The training process will produce a trained model and save it to the MLFlow model registry. It will also evaluate the model and log the metrics and artifacts like confusion matrices and ROC curves to MLFlow.

Evaluation

Some classifiers might support evaluation without supporting training, like classifiers built using agentic LLM processes. You can evaluate these classifiers for different metrics, separately from training.
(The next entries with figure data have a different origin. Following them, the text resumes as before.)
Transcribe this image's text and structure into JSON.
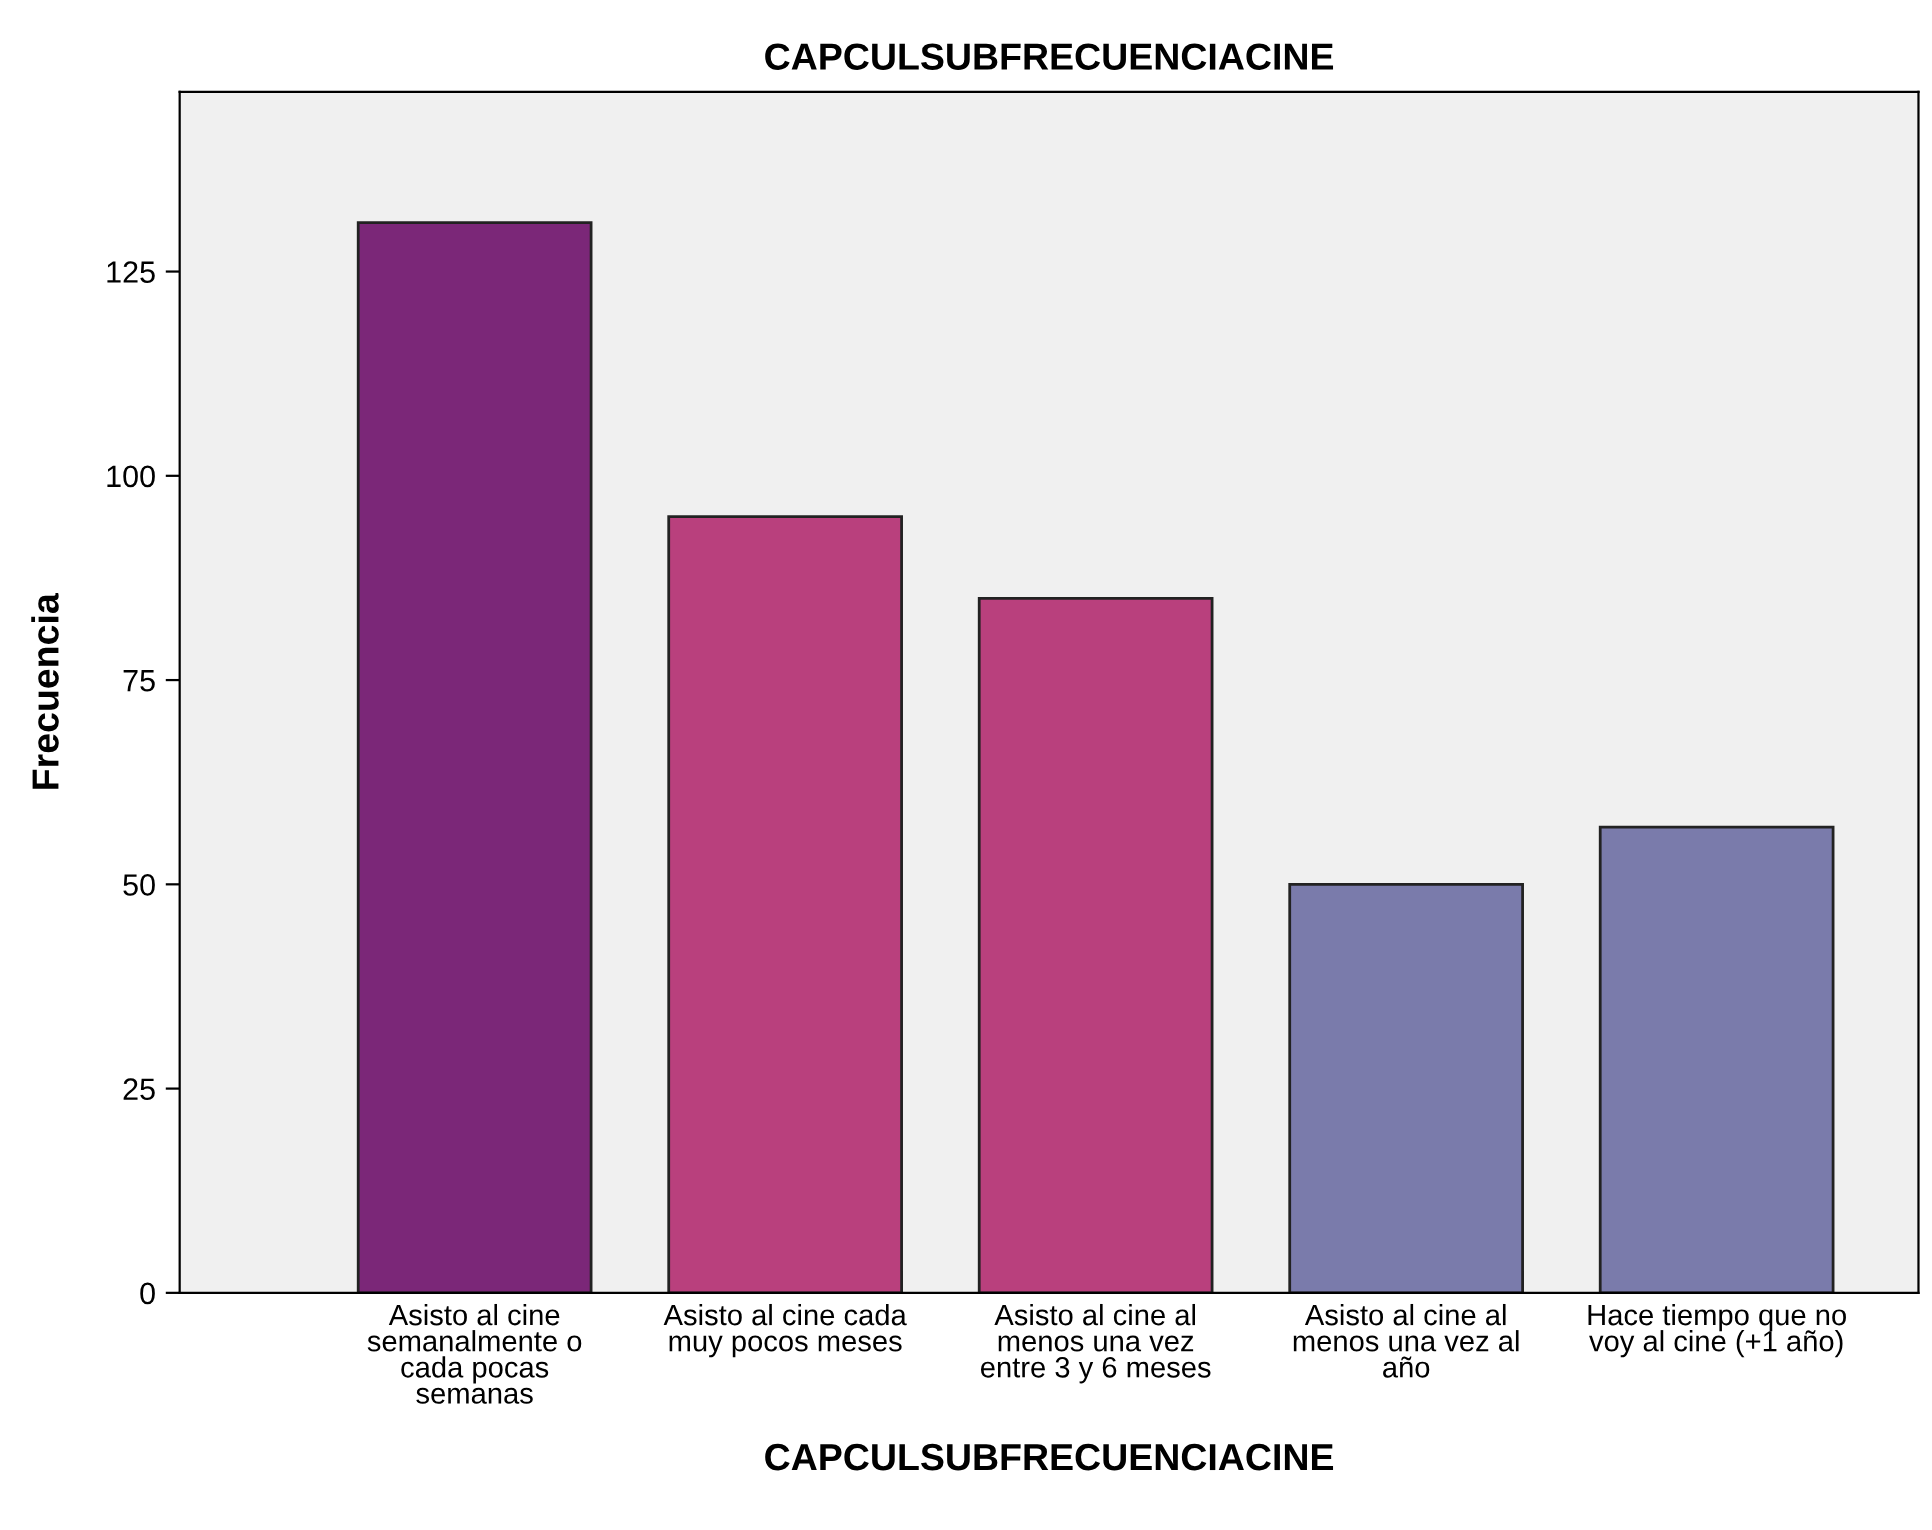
{
  "chart_data": {
    "type": "bar",
    "title": "CAPCULSUBFRECUENCIACINE",
    "xlabel": "CAPCULSUBFRECUENCIACINE",
    "ylabel": "Frecuencia",
    "categories": [
      "Asisto al cine\nsemanalmente o\ncada pocas\nsemanas",
      "Asisto al cine cada\nmuy pocos meses",
      "Asisto al cine al\nmenos una vez\nentre 3 y 6 meses",
      "Asisto al cine al\nmenos una vez al\naño",
      "Hace tiempo que no\nvoy al cine (+1 año)"
    ],
    "values": [
      131,
      95,
      85,
      50,
      57
    ],
    "colors": [
      "#7b2778",
      "#b9407d",
      "#b9407d",
      "#7a7bab",
      "#7a7bab"
    ],
    "ylim": [
      0,
      147
    ],
    "yticks": [
      0,
      25,
      50,
      75,
      100,
      125
    ],
    "grid": false,
    "legend": false
  }
}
plexus evaluate accuracy --scorecard-name "Call Center QA" --score-name "Subjective Customer Engagement Score"

Status

Plexus is a work in progress, with gaps in test coverage and documentation, and with a rapidly-evolving feature set. Use at your own risk, and please feel free to contact us for help.

About

Plexus is developed and maintained by Anthus AI Solutions. Please contact us if you need help using Plexus for your classification needs.

Getting Started

Installation

Clone this repository. We're not in PyPi yet, so you'll have to install it locally.

pip install -e .

Testing

Run all the tests:

pytest

Run a single test:

pytest plexus/processors/RelevantWindowsTranscriptFilter_test.py -k test_multiple_keywords

or:

pytest -k test_multiple_keywords

Test Coverage

Run tests with coverage:

pytest --cov=plexus

Generate an HTML coverage report:

pytest --cov=plexus --cov-report=html

That will generate a folder called htmlcov with an HTML coverage report. One way to view that is to run:

python -m http.server

And then go to http://localhost:8000

Run tests with watch:

ptw

Documentation

We build the Sphinx documentation at https://anthusai.github.io/Plexus/ with the files in the documentation/ folder.

Contributing

TODO: Instructions for contributing to the project.

License

Plexus is open-source under the MIT license.